I like the categorization of prayer into A-C-T-S:  that is, adoration, confession, thanksgiving, and supplication.  Every night, I run through that list and try to recall events of the day that fit into each box. I’ll admit, though, that the first category is the trickiest, especially since it’s very easy to say you adore God for everything He does for you, which suggests that it’s really not much different from thanksgiving.

But it’s worth maintaining a distinction.  When I search for things at evening prayer to adore God about, the most common involve nature, love, and complexity (perhaps this last should be combined also with the “richness” of life).  And I think what all three have in common are high degrees of positivity and inexplicability.
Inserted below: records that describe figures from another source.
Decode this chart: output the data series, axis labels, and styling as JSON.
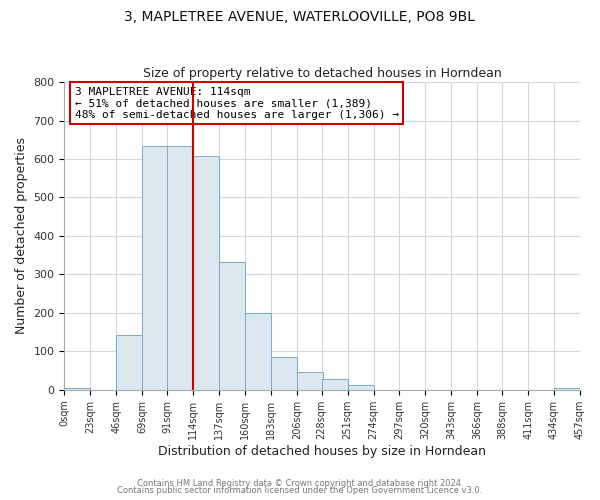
{
  "title": "3, MAPLETREE AVENUE, WATERLOOVILLE, PO8 9BL",
  "subtitle": "Size of property relative to detached houses in Horndean",
  "xlabel": "Distribution of detached houses by size in Horndean",
  "ylabel": "Number of detached properties",
  "bar_left_edges": [
    0,
    23,
    46,
    69,
    91,
    114,
    137,
    160,
    183,
    206,
    228,
    251,
    274,
    297,
    320,
    343,
    366,
    388,
    411,
    434
  ],
  "bar_heights": [
    5,
    0,
    143,
    633,
    633,
    608,
    333,
    200,
    85,
    46,
    27,
    12,
    0,
    0,
    0,
    0,
    0,
    0,
    0,
    5
  ],
  "bar_widths": [
    23,
    23,
    23,
    23,
    23,
    23,
    23,
    23,
    23,
    23,
    23,
    23,
    23,
    23,
    23,
    23,
    23,
    23,
    23,
    23
  ],
  "tick_labels": [
    "0sqm",
    "23sqm",
    "46sqm",
    "69sqm",
    "91sqm",
    "114sqm",
    "137sqm",
    "160sqm",
    "183sqm",
    "206sqm",
    "228sqm",
    "251sqm",
    "274sqm",
    "297sqm",
    "320sqm",
    "343sqm",
    "366sqm",
    "388sqm",
    "411sqm",
    "434sqm",
    "457sqm"
  ],
  "tick_positions": [
    0,
    23,
    46,
    69,
    91,
    114,
    137,
    160,
    183,
    206,
    228,
    251,
    274,
    297,
    320,
    343,
    366,
    388,
    411,
    434,
    457
  ],
  "bar_color": "#dce8f0",
  "bar_edge_color": "#7aabcc",
  "vline_x": 114,
  "vline_color": "#cc0000",
  "ylim": [
    0,
    800
  ],
  "xlim": [
    0,
    457
  ],
  "yticks": [
    0,
    100,
    200,
    300,
    400,
    500,
    600,
    700,
    800
  ],
  "annotation_line1": "3 MAPLETREE AVENUE: 114sqm",
  "annotation_line2": "← 51% of detached houses are smaller (1,389)",
  "annotation_line3": "48% of semi-detached houses are larger (1,306) →",
  "footer_line1": "Contains HM Land Registry data © Crown copyright and database right 2024.",
  "footer_line2": "Contains public sector information licensed under the Open Government Licence v3.0.",
  "background_color": "#ffffff",
  "plot_bg_color": "#ffffff",
  "grid_color": "#d0d8e0"
}
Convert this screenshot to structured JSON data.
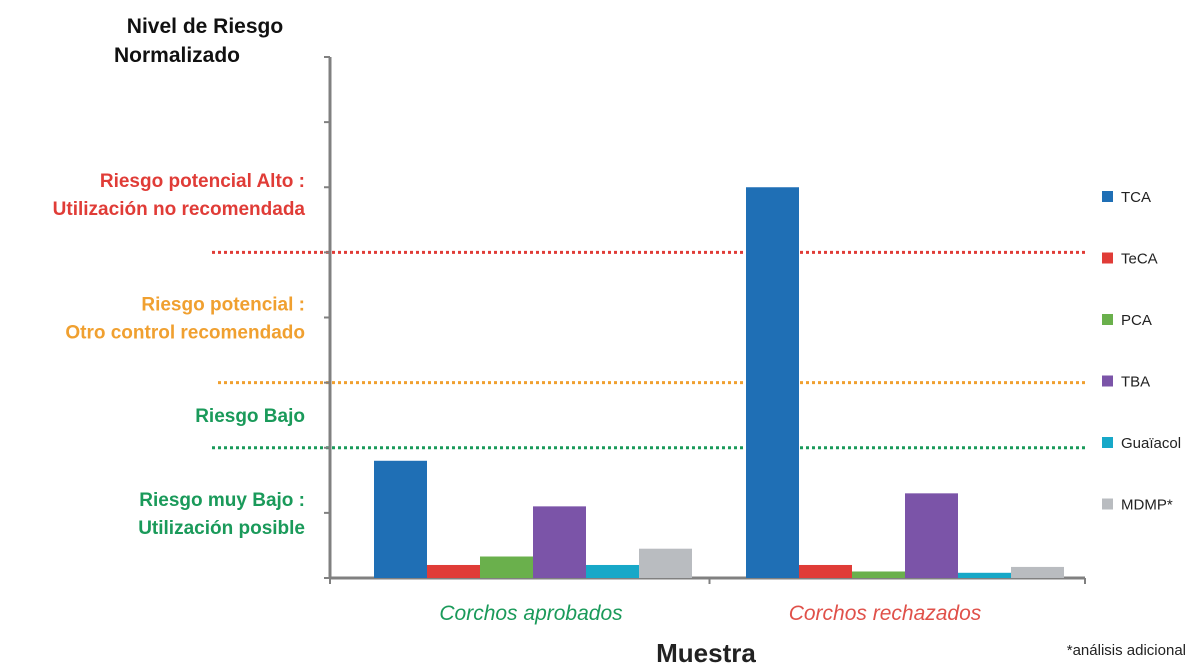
{
  "chart_data": {
    "type": "bar",
    "ylabel_lines": [
      "Nivel de Riesgo",
      "Normalizado"
    ],
    "xlabel": "Muestra",
    "categories": [
      "Corchos aprobados",
      "Corchos rechazados"
    ],
    "category_colors": [
      "#1a9a5a",
      "#e0514a"
    ],
    "ylim": [
      0,
      8
    ],
    "y_ticks": [
      0,
      1,
      2,
      3,
      4,
      5,
      6,
      7,
      8
    ],
    "series": [
      {
        "name": "TCA",
        "color": "#1f6fb5",
        "values": [
          1.8,
          6.0
        ]
      },
      {
        "name": "TeCA",
        "color": "#e03c37",
        "values": [
          0.2,
          0.2
        ]
      },
      {
        "name": "PCA",
        "color": "#6ab04c",
        "values": [
          0.33,
          0.1
        ]
      },
      {
        "name": "TBA",
        "color": "#7b54a8",
        "values": [
          1.1,
          1.3
        ]
      },
      {
        "name": "Guaïacol",
        "color": "#17a8c8",
        "values": [
          0.2,
          0.08
        ]
      },
      {
        "name": "MDMP*",
        "color": "#b9bcc0",
        "values": [
          0.45,
          0.17
        ]
      }
    ],
    "threshold_lines": [
      {
        "value": 5.0,
        "color": "#e03c37",
        "style": "dotted"
      },
      {
        "value": 3.0,
        "color": "#f0a030",
        "style": "dotted"
      },
      {
        "value": 2.0,
        "color": "#1a9a5a",
        "style": "dotted"
      }
    ],
    "zones": [
      {
        "lines": [
          "Riesgo potencial Alto :",
          "Utilización no recomendada"
        ],
        "color": "#e03c37",
        "y_center": 5.9
      },
      {
        "lines": [
          "Riesgo potencial :",
          "Otro control recomendado"
        ],
        "color": "#f0a030",
        "y_center": 4.0
      },
      {
        "lines": [
          "Riesgo Bajo"
        ],
        "color": "#1a9a5a",
        "y_center": 2.5
      },
      {
        "lines": [
          "Riesgo muy Bajo :",
          "Utilización posible"
        ],
        "color": "#1a9a5a",
        "y_center": 1.0
      }
    ],
    "legend_position": "right",
    "grid": false
  },
  "footnote": "*análisis adicional"
}
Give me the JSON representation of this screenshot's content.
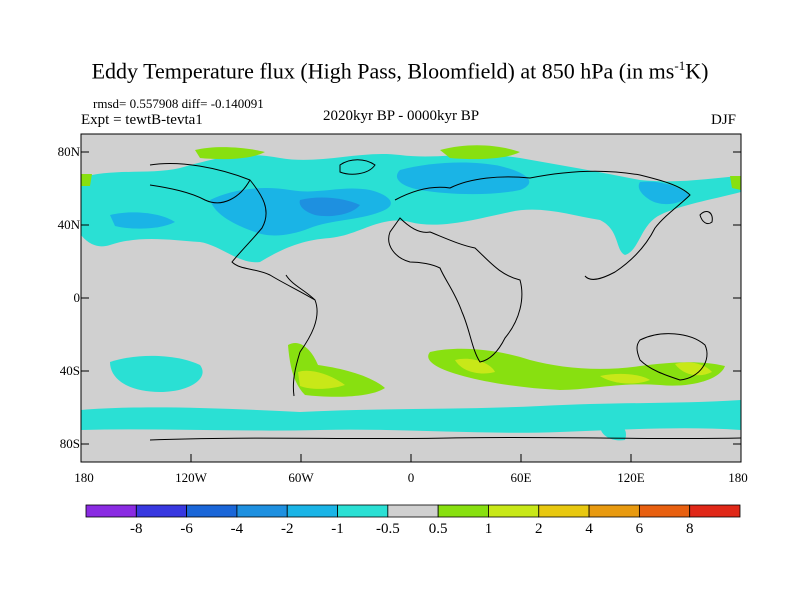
{
  "title": "Eddy Temperature flux (High Pass, Bloomfield) at 850 hPa (in ms",
  "title_sup": "-1",
  "title_end": "K)",
  "stats": "rmsd= 0.557908 diff= -0.140091",
  "experiment": "Expt = tewtB-tevta1",
  "subtitle": "2020kyr BP - 0000kyr BP",
  "season": "DJF",
  "lat_labels": [
    "80N",
    "40N",
    "0",
    "40S",
    "80S"
  ],
  "lon_labels": [
    "180",
    "120W",
    "60W",
    "0",
    "60E",
    "120E",
    "180"
  ],
  "colorbar": {
    "labels": [
      "-8",
      "-6",
      "-4",
      "-2",
      "-1",
      "-0.5",
      "0.5",
      "1",
      "2",
      "4",
      "6",
      "8"
    ],
    "colors": [
      "#8a2be2",
      "#3838e0",
      "#1a66d8",
      "#1e90e0",
      "#1ab4e6",
      "#2ae0d4",
      "#d0d0d0",
      "#88e010",
      "#c8e818",
      "#e8c810",
      "#e89a10",
      "#e86010",
      "#e02818"
    ]
  },
  "colors": {
    "land_background": "#d0d0d0",
    "coastline": "#000000"
  }
}
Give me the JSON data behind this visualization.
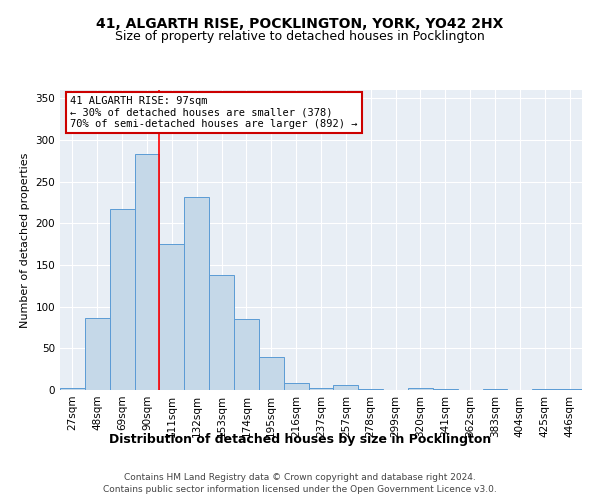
{
  "title": "41, ALGARTH RISE, POCKLINGTON, YORK, YO42 2HX",
  "subtitle": "Size of property relative to detached houses in Pocklington",
  "xlabel": "Distribution of detached houses by size in Pocklington",
  "ylabel": "Number of detached properties",
  "categories": [
    "27sqm",
    "48sqm",
    "69sqm",
    "90sqm",
    "111sqm",
    "132sqm",
    "153sqm",
    "174sqm",
    "195sqm",
    "216sqm",
    "237sqm",
    "257sqm",
    "278sqm",
    "299sqm",
    "320sqm",
    "341sqm",
    "362sqm",
    "383sqm",
    "404sqm",
    "425sqm",
    "446sqm"
  ],
  "values": [
    3,
    86,
    217,
    283,
    175,
    232,
    138,
    85,
    40,
    9,
    3,
    6,
    1,
    0,
    3,
    1,
    0,
    1,
    0,
    1,
    1
  ],
  "bar_color": "#c5d8e8",
  "bar_edge_color": "#5b9bd5",
  "red_line_index": 4,
  "annotation_line1": "41 ALGARTH RISE: 97sqm",
  "annotation_line2": "← 30% of detached houses are smaller (378)",
  "annotation_line3": "70% of semi-detached houses are larger (892) →",
  "annotation_box_color": "#ffffff",
  "annotation_box_edge_color": "#cc0000",
  "ylim": [
    0,
    360
  ],
  "yticks": [
    0,
    50,
    100,
    150,
    200,
    250,
    300,
    350
  ],
  "background_color": "#e8eef5",
  "footer_line1": "Contains HM Land Registry data © Crown copyright and database right 2024.",
  "footer_line2": "Contains public sector information licensed under the Open Government Licence v3.0.",
  "title_fontsize": 10,
  "subtitle_fontsize": 9,
  "xlabel_fontsize": 9,
  "ylabel_fontsize": 8,
  "tick_fontsize": 7.5,
  "annotation_fontsize": 7.5,
  "footer_fontsize": 6.5
}
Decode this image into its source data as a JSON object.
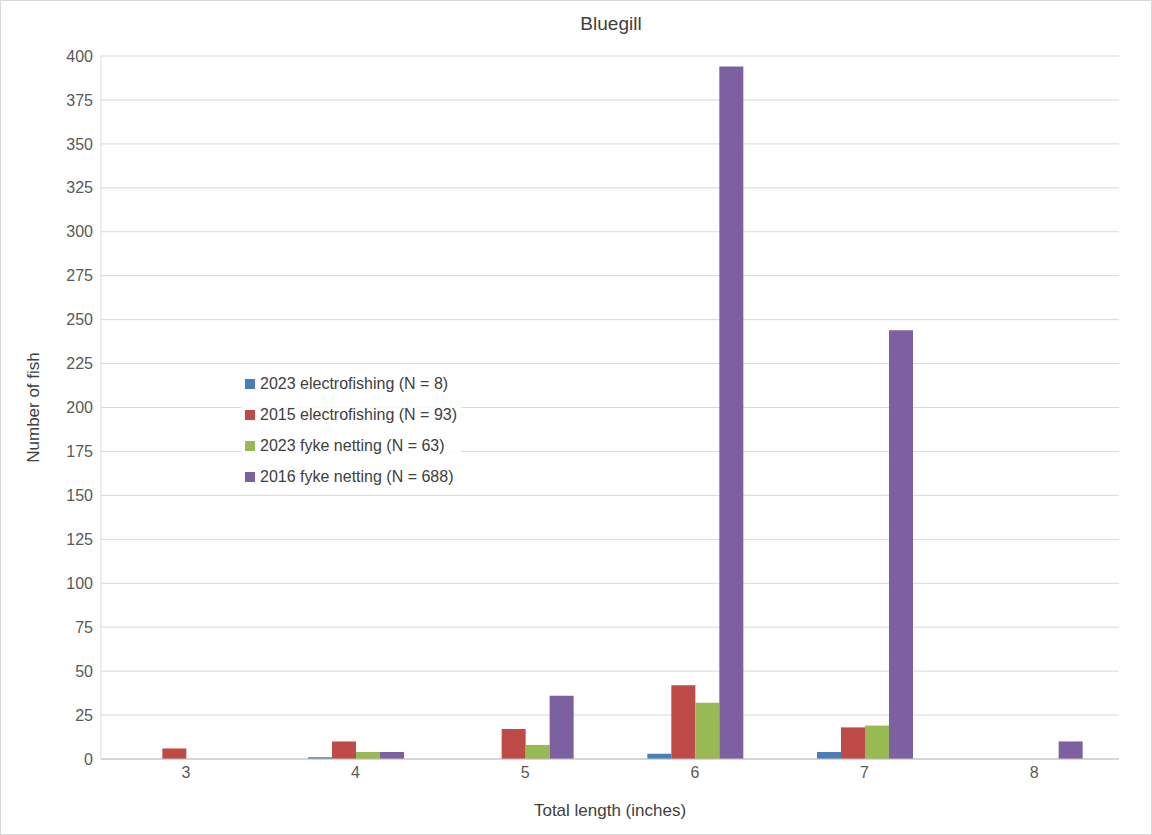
{
  "chart_data": {
    "type": "bar",
    "title": "Bluegill",
    "x_label": "Total length (inches)",
    "y_label": "Number of fish",
    "categories": [
      3,
      4,
      5,
      6,
      7,
      8
    ],
    "series": [
      {
        "name": "2023 electrofishing (N = 8)",
        "color": "#4a7ebb",
        "values": [
          0,
          1,
          0,
          3,
          4,
          0
        ]
      },
      {
        "name": "2015 electrofishing (N = 93)",
        "color": "#be4b48",
        "values": [
          6,
          10,
          17,
          42,
          18,
          0
        ]
      },
      {
        "name": "2023 fyke netting (N = 63)",
        "color": "#98b954",
        "values": [
          0,
          4,
          8,
          32,
          19,
          0
        ]
      },
      {
        "name": "2016 fyke netting (N = 688)",
        "color": "#7d60a0",
        "values": [
          0,
          4,
          36,
          394,
          244,
          10
        ]
      }
    ],
    "ylim": [
      0,
      400
    ],
    "yticks": [
      0,
      25,
      50,
      75,
      100,
      125,
      150,
      175,
      200,
      225,
      250,
      275,
      300,
      325,
      350,
      375,
      400
    ],
    "grid": true,
    "legend": "left"
  }
}
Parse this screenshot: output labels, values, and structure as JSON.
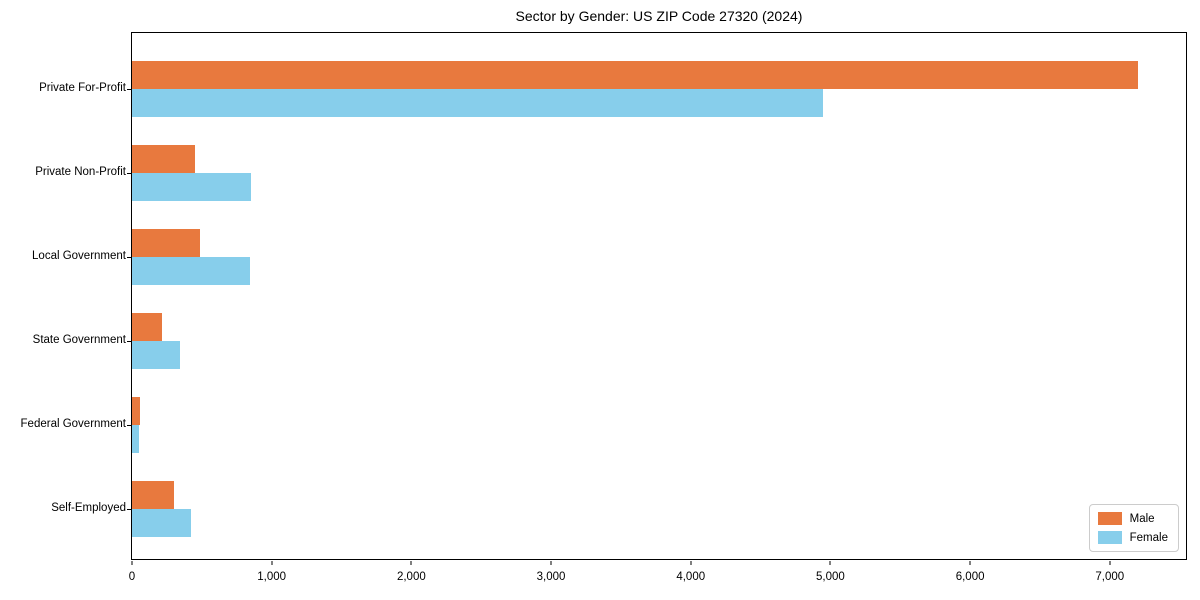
{
  "title": "Sector by Gender: US ZIP Code 27320 (2024)",
  "chart_data": {
    "type": "bar",
    "orientation": "horizontal",
    "title": "Sector by Gender: US ZIP Code 27320 (2024)",
    "xlabel": "",
    "ylabel": "",
    "categories": [
      "Private For-Profit",
      "Private Non-Profit",
      "Local Government",
      "State Government",
      "Federal Government",
      "Self-Employed"
    ],
    "series": [
      {
        "name": "Male",
        "color": "#e8793e",
        "values": [
          7200,
          450,
          490,
          215,
          55,
          300
        ]
      },
      {
        "name": "Female",
        "color": "#87ceeb",
        "values": [
          4950,
          850,
          845,
          345,
          50,
          420
        ]
      }
    ],
    "xlim": [
      0,
      7560
    ],
    "xticks": [
      {
        "value": 0,
        "label": "0"
      },
      {
        "value": 1000,
        "label": "1,000"
      },
      {
        "value": 2000,
        "label": "2,000"
      },
      {
        "value": 3000,
        "label": "3,000"
      },
      {
        "value": 4000,
        "label": "4,000"
      },
      {
        "value": 5000,
        "label": "5,000"
      },
      {
        "value": 6000,
        "label": "6,000"
      },
      {
        "value": 7000,
        "label": "7,000"
      }
    ],
    "grid": false,
    "legend_position": "lower right",
    "legend_entries": [
      "Male",
      "Female"
    ]
  }
}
And that makes sense.  You aren’t going to adore someone for something they’ve done or created that  is negative.  Note, by the way, that the positivity may not even be something aimed at you; it’s just something you observe in some way.  And it has to be very powerful, too, to trigger the feeling we call adoration.  Seeing a sand castle doesn’t cause adoration for the builder; seeing the firmament does.  That some creatures might fear each other is not surprising; but often the love in our lives is.  And the very complexity of our world and, in particular, of human lives and activities in the world is, to me, literally awesome.

Let me add a fourth category of adoration (and I’m not suggesting that what I can come up with is all there can be):  music and, for that matter, any powerful art.  Again, no denying its positivity, and it’s often very hard to explain why a song or a poem moves us to tears.

Oh, and here’s a fifth:  laughter.  Once more, highly positive and defying explanation.  What a great gift God gave us when He created us to laugh.  We should adore Him for it.

Postscript:  The inexplicability aspect, especially, also means each of these can lead us to believe in God in the first place.

Second postscript:  This site’s post on Timothy Keller’s book Prayer:  Experiencing Awe and Intimacy with God quotes the passage on page 197 of that book in which C.S. Lewis discusses adoration.

Third postscript:  And shouldn’t Scripture — the Word of God — be on the list?  There are elements of both complexity and art in it, but its wonders go beyond that.  And it is of course positive and it can be a mysterious.  So I would bear it in mind when you thank God for His wonders that you might have experienced that day.